Another piece or relationship advice is this: Recovery is a lifelong process, and those suffering from any addiction require continuing support to help remain clean. This can come in the form of counseling and support groups such as Alcoholics Anonymous. Alcohol and drug use also harms family relationships, therefore education and family therapy are often part of the recovery process.
How You Can Help Your Partner
Keep in mind that with any personal change, it only works when someone really wants to change. It sounds obvious, but it is an important bit of relationship advice to those who are dealing with an addicted partner. That said, here are methods to try:
-Encourage him to seek counseling. Therapy will help him break negative and harmful patterns and help him understand his motivation to use.
In treating addictions, a vital question to answer is: What is the drug use in service to? In other words, why does one abuse drugs or alcohol in the first place? Is it to overcompensate for being introverted, such as relying on alcohol to loosen up and become more social? To numb emotional or physical pain?

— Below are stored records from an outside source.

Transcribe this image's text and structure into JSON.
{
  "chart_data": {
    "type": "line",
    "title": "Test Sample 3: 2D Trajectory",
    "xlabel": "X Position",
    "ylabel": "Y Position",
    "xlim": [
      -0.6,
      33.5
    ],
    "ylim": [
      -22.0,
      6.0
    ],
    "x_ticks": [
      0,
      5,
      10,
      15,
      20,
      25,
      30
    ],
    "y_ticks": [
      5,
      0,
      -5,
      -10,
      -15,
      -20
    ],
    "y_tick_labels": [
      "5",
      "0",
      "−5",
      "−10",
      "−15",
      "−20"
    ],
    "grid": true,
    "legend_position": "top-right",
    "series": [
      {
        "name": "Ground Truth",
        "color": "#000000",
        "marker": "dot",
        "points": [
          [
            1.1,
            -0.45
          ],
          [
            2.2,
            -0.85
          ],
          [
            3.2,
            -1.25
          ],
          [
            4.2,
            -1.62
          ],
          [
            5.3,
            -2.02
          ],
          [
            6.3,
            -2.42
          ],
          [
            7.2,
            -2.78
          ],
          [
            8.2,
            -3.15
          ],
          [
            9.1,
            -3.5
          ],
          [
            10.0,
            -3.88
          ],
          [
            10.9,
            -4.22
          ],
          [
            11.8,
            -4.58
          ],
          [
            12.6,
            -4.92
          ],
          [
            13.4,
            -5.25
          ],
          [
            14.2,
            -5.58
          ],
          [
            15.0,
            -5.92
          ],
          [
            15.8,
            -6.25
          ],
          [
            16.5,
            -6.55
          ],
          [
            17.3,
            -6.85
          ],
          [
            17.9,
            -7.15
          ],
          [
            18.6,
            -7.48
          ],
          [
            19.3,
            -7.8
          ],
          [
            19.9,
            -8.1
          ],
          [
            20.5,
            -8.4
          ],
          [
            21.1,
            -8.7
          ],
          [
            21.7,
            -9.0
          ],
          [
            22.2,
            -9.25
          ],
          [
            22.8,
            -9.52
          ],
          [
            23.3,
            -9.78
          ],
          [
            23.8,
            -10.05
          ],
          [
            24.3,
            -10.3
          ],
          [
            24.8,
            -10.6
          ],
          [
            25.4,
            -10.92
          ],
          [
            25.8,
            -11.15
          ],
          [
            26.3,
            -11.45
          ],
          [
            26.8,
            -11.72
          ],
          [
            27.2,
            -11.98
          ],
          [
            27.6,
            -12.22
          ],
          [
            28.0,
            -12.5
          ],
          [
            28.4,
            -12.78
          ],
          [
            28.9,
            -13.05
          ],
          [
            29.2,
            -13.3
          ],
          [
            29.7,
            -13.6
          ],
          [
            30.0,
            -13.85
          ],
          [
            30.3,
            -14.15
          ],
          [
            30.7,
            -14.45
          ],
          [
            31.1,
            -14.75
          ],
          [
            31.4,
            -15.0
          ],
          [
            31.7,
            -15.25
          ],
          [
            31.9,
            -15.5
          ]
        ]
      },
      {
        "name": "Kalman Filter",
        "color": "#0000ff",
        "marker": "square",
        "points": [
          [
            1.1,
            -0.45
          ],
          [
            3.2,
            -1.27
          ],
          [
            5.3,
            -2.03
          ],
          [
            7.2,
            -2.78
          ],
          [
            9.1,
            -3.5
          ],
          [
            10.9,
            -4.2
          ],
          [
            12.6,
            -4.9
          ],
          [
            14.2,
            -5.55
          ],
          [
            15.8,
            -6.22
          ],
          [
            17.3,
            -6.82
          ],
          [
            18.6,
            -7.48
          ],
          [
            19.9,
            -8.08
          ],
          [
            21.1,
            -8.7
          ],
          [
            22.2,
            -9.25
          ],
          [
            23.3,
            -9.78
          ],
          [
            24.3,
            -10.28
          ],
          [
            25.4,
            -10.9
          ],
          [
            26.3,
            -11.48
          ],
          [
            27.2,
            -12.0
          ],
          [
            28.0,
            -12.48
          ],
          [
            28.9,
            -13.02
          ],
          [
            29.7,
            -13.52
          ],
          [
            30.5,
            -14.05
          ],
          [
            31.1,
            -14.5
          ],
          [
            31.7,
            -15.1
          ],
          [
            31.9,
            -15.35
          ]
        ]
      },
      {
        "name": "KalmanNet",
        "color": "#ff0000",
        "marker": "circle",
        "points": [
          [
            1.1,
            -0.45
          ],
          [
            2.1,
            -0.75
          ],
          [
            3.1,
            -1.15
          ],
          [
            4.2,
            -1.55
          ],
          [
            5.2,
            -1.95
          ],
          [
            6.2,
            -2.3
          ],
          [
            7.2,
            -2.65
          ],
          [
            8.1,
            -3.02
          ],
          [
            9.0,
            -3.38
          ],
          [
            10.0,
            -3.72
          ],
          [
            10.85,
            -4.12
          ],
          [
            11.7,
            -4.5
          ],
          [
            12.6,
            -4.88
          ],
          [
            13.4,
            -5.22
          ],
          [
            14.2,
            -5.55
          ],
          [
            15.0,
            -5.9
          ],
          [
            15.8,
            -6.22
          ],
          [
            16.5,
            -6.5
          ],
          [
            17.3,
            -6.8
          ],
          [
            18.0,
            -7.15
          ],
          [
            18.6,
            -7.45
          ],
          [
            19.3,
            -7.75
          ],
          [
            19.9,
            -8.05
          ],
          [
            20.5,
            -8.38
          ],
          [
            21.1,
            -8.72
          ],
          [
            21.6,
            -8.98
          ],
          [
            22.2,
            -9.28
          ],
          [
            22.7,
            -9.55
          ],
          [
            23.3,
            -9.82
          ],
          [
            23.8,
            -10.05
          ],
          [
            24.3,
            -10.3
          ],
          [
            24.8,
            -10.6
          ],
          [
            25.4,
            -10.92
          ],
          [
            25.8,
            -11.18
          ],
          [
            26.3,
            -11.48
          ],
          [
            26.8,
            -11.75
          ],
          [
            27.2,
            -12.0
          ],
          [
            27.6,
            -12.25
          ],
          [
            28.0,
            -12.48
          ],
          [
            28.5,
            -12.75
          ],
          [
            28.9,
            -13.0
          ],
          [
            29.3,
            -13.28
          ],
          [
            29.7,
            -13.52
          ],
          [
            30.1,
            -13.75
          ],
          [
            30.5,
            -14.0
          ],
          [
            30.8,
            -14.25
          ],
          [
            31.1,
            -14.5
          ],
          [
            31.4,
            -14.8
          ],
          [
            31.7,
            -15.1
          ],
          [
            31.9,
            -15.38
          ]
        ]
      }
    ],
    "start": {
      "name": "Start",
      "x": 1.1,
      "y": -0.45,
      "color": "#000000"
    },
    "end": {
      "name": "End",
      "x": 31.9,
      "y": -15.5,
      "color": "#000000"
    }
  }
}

Very often, substance abusers are suffering from untreated depression, anxiety, or some other mental illness and use chemicals to alleviate the symptoms. Counseling will help determine the root cause of addiction, and there is almost always a healthier way to compensate for all of these problems other than turning to drugs or alcohol.
In my years of clinical experience, I've discovered that people don't simply become an addict by accident - there is almost always a clear explanation.
-When you're at the end of your rope, give him an ultimatum, and don't make it an idle threat. Keep in mind that an ultimatum is only as effective as the consequence it represents.
For example, if you find a vodka bottle in the linen closet or smell liquor on his breath, you have to take immediate action. Otherwise, he’ll continue to drink knowing you’ll do nothing. Let's face it: people don't often change harmful behaviors (such as smoking, for example) until they experience negative consequences (such as respiratory problems.)
In the case of alcoholics or substance abusers "hitting bottom" often means losing family, friends, a job, a house, or car due to their drug and alcohol use.
If he fails the ultimatum, perhaps it's time to leave. Leaving an alcoholic can be emotionally difficult because, despite your misgivings, the addicted partner often becomes the center of your life. Any change is a diversion from the status quo and can knock you off balance, so be prepared for a range of emotions from relief to extreme guilt.
In order to ease the process, I often give this important relationship advice to sober partners: Set up a support network that includes a therapist, close friends, and support groups such as Al-Anon.
Why People Stay With Addicted Partners
People remain in negative or unhealthy relationships for many reasons. Most common are fear and/or perceived financial necessity.
While difficult, my relationship advice for sober partners is always this: Consider why you remained in the relationship as long as you did. Otherwise, you’re likely to repeat unhealthy relationship patterns.
Were you dreaming of being his "savior?" Did you enjoy being in control while your partner was out of control? These are the signs of dangerous enabling, because they are not healthy for you or your partner.
If you believe you're a savior, then heed the following important relationship advice: You must recognize that people with addiction problems are, by definition, not capable of healthy relationships. Their addiction is so all-consuming that there is little room for anything or anyone else. They are simply not available to you or anyone else.
Another vital nugget of relationship advice is this: You can’t change your partner's behavior, and the only person you have control over is yourself. People in recovery have many ups and downs, and relapse is common in the recovery process. That’s why you’ve got to do what makes the most sense for you.